Yelp Dataset Challenge Round 9 Winner
-
Sébastien C., Data Scientist
- Jan 8, 2018
Yelp Dataset Challenge Round 9 Winners
The ninth round of the Yelp Dataset Challenge ran throughout the first half of 2017 and, as usual, we received a large number of highly impressive and interesting submissions. Needless to say, we were struck by the quality of the entries: keep up the good work!
Today, we are proud to announce the grand prize winner of the $5,000 award: “CORALS: Who are My Potential New Customers? Tapping into the Wisdom of Customers’ Decisions” by Ruirui Li, Chelsea J-T Ju, Jyunyu Jiang, and Wei Wang (from the Department of Computer Science of the University of California in Los Angeles). These authors developed an elaborate recommendation system that matches businesses with potential customers by taking into account a number of aspects of the customer decision-making process.

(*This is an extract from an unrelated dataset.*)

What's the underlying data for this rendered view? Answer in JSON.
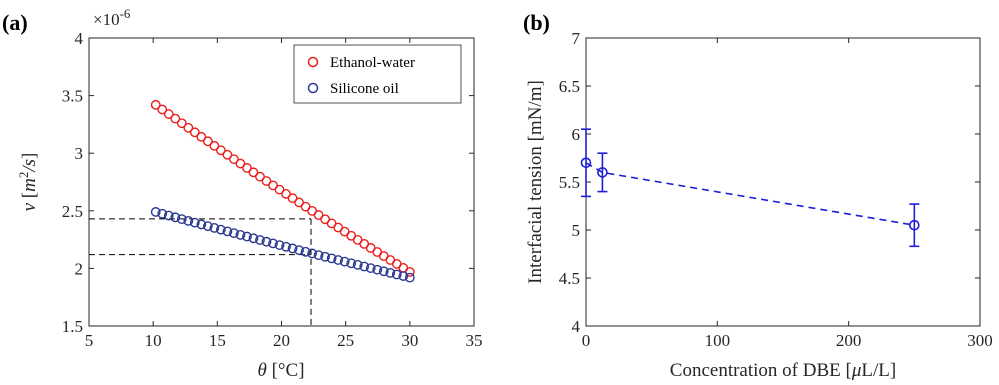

Their model considers the personal preferences of the users (based, for example, on their check-ins), but also geographical data, as well as the reputation of local businesses. In comparison with other recent and widely-used methods, the authors demonstrated that their model performs better. This work is fully relevant to what we do at Yelp, and should be of interest to tech companies across the globe.
This entry was selected from numerous submissions for its technical and academic merit by our panel of data scientists, data mining engineers, and software engineers. For a list of all previous winners of the Yelp Dataset Challenge, head over to the challenge site. Thanks to all who participated!
Want to try your hand at our dataset? Head to yelp.com/dataset to download and use it for personal, educational, and academic purposes.
And to see what else we’re up to with Yelp data, check out the Yelp blog’s data section.
Dataset Example Code
We maintain a repository of example code to help you get started playing with the dataset. These examples show different ways to interact with the data and how to use our open source Python MapReduce tool mrjob with the data.
The repository includes scripts for
- Converting the dataset from JSON to CSV
- Predicting likely categories given review text
- Finishing reviews using Markov Chains
- Finding the sentiment of words in the dataset
Other Tools
There are many ways to explore the vast data within the Yelp Dataset Challenge Dataset. Below are some examples of some of the many cool tools that can be used with our data:
CartoDB is a cloud based mapping, analysis, and visualization engine that shows you how you can transform reviews into insightful visualizations. They wrote a blog post demonstrating how to use their tools to gain interesting insights about the Las Vegas part of the dataset.
Statwing is a tool used to clean data, explore relationships, and create charts quickly. They loaded the dataset into their system for people to play with and explore interesting insights.